Subsidized by the government, PPG is a hotly contested program, which will cost Rp 1.87 trillion this year. Roughly 25,000 vocational teachers from across the country are vying for seats in the four-month training program to be held at top colleges and polytechnics from July.
Successful participants will obtain dual certificates in their vocations and teaching and will be entitled to more financial benefits. This year, the PPG is focusing on vocational teachers, especially those teaching subjects in tourism, business, maritime industries and machinery.
The Culture and Education Ministry’s director general for teachers, Sumarna Surapranata, said at the launch of this year’s PPG that this program aims to help fill vacancies for 91,816 vocational teachers.
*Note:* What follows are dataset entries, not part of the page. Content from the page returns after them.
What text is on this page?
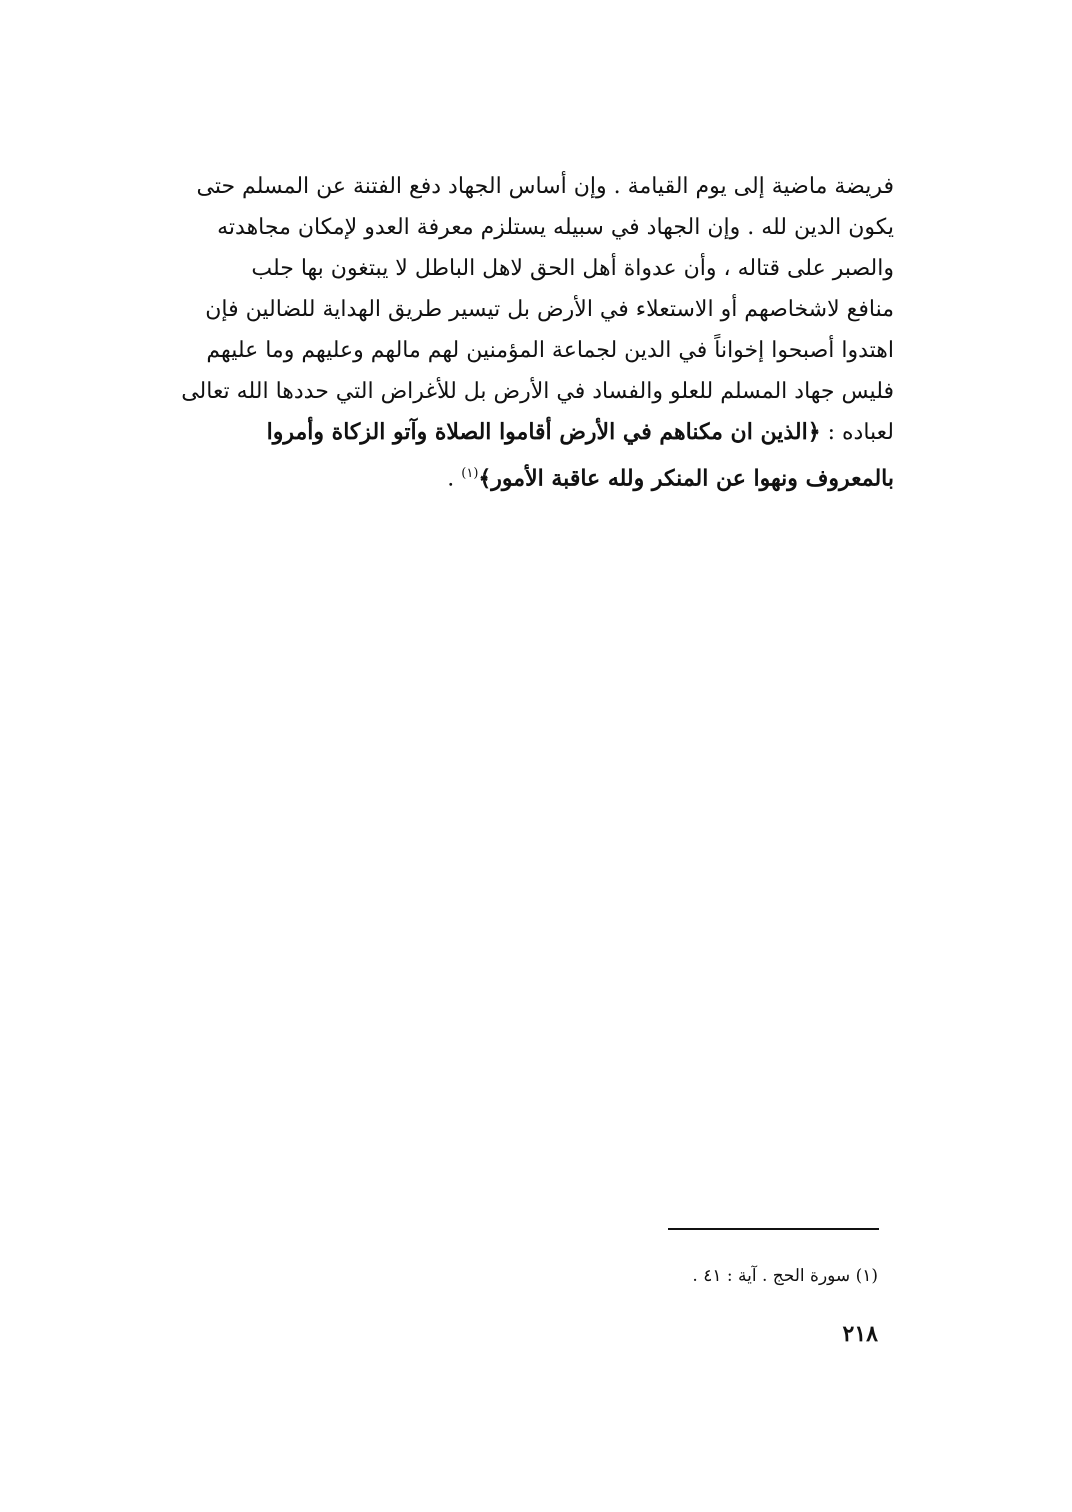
فريضة ماضية إلى يوم القيامة . وإن أساس الجهاد دفع الفتنة عن المسلم حتى
يكون الدين لله . وإن الجهاد في سبيله يستلزم معرفة العدو لإمكان مجاهدته
والصبر على قتاله ، وأن عدواة أهل الحق لاهل الباطل لا يبتغون بها جلب
منافع لاشخاصهم أو الاستعلاء في الأرض بل تيسير طريق الهداية للضالين فإن
اهتدوا أصبحوا إخواناً في الدين لجماعة المؤمنين لهم مالهم وعليهم وما عليهم
فليس جهاد المسلم للعلو والفساد في الأرض بل للأغراض التي حددها الله تعالى
لعباده : ﴿الذين ان مكناهم في الأرض أقاموا الصلاة وآتو الزكاة وأمروا
بالمعروف ونهوا عن المنكر ولله عاقبة الأمور﴾$^{(١)}$ .
(١) سورة الحج . آية : ٤١ .
٢١٨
Indonesia also needs more certified vocational teachers, and thus the forthcoming graduates will be deployed to 13,000 schools.
However, education experts doubt the program will bring the desired results. Education expert Doni Koesoema argued that while the government is busy building more vocational schools and recruiting new teachers, the actual problem lies with the poor quality of vocational education and that discrepancies in standards need immediate fixing.
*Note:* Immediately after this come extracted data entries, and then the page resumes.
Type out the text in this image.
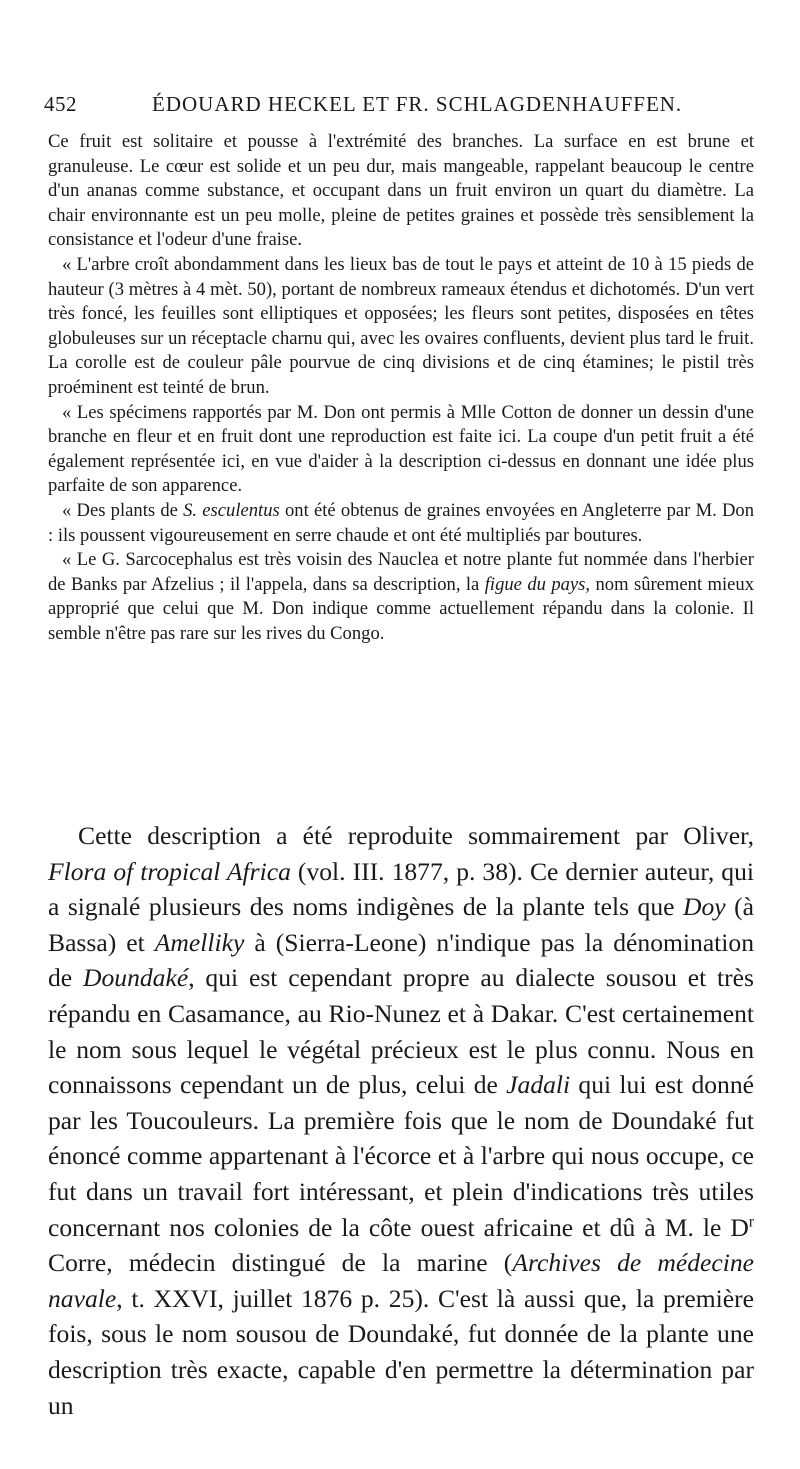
452	ÉDOUARD HECKEL ET FR. SCHLAGDENHAUFFEN.

Ce fruit est solitaire et pousse à l'extrémité des branches. La surface en est brune et granuleuse. Le cœur est solide et un peu dur, mais mangeable, rappelant beaucoup le centre d'un ananas comme substance, et occupant dans un fruit environ un quart du diamètre. La chair environnante est un peu molle, pleine de petites graines et possède très sensiblement la consistance et l'odeur d'une fraise.

« L'arbre croît abondamment dans les lieux bas de tout le pays et atteint de 10 à 15 pieds de hauteur (3 mètres à 4 mèt. 50), portant de nombreux rameaux étendus et dichotomés. D'un vert très foncé, les feuilles sont elliptiques et opposées; les fleurs sont petites, disposées en têtes globuleuses sur un réceptacle charnu qui, avec les ovaires confluents, devient plus tard le fruit. La corolle est de couleur pâle pourvue de cinq divisions et de cinq étamines; le pistil très proéminent est teinté de brun.

« Les spécimens rapportés par M. Don ont permis à Mlle Cotton de donner un dessin d'une branche en fleur et en fruit dont une reproduction est faite ici. La coupe d'un petit fruit a été également représentée ici, en vue d'aider à la description ci-dessus en donnant une idée plus parfaite de son apparence.

« Des plants de S. esculentus ont été obtenus de graines envoyées en Angleterre par M. Don : ils poussent vigoureusement en serre chaude et ont été multipliés par boutures.

« Le G. Sarcocephalus est très voisin des Nauclea et notre plante fut nommée dans l'herbier de Banks par Afzelius ; il l'appela, dans sa description, la figue du pays, nom sûrement mieux approprié que celui que M. Don indique comme actuellement répandu dans la colonie. Il semble n'être pas rare sur les rives du Congo.

Cette description a été reproduite sommairement par Oliver, Flora of tropical Africa (vol. III. 1877, p. 38). Ce dernier auteur, qui a signalé plusieurs des noms indigènes de la plante tels que Doy (à Bassa) et Amelliky à (Sierra-Leone) n'indique pas la dénomination de Doundaké, qui est cependant propre au dialecte sousou et très répandu en Casamance, au Rio-Nunez et à Dakar. C'est certainement le nom sous lequel le végétal précieux est le plus connu. Nous en connaissons cependant un de plus, celui de Jadali qui lui est donné par les Toucouleurs. La première fois que le nom de Doundaké fut énoncé comme appartenant à l'écorce et à l'arbre qui nous occupe, ce fut dans un travail fort intéressant, et plein d'indications très utiles concernant nos colonies de la côte ouest africaine et dû à M. le $D^r$ Corre, médecin distingué de la marine (Archives de médecine navale, t. XXVI, juillet 1876 p. 25). C'est là aussi que, la première fois, sous le nom sousou de Doundaké, fut donnée de la plante une description très exacte, capable d'en permettre la détermination par un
Therefore, he said, it will only increase the number of teachers in vocational schools, not improving the quality. Another problem is that not all vocational teachers have the opportunity to study at bona fide universities.
Tito Reanigio, a 24 year-old vocational teacher from Sorong, Papua, was disappointed when he realized he could not join the PPG because his educational background did not meet the requirements. He studied a C-accredited science and technology program at a private university in Jayapura while the PPG requires that a candidate graduate from a B-accredited program. In Papua, they don’t have many choices because there are no A or B-accredited engineering study programs there, he said.
Doni asked there must be a fairer admission test to examine candidates’ eligibility. He believes the requirements discriminate against university graduates like Tito and that educational background should not be the main requirement in PPG candidate selection.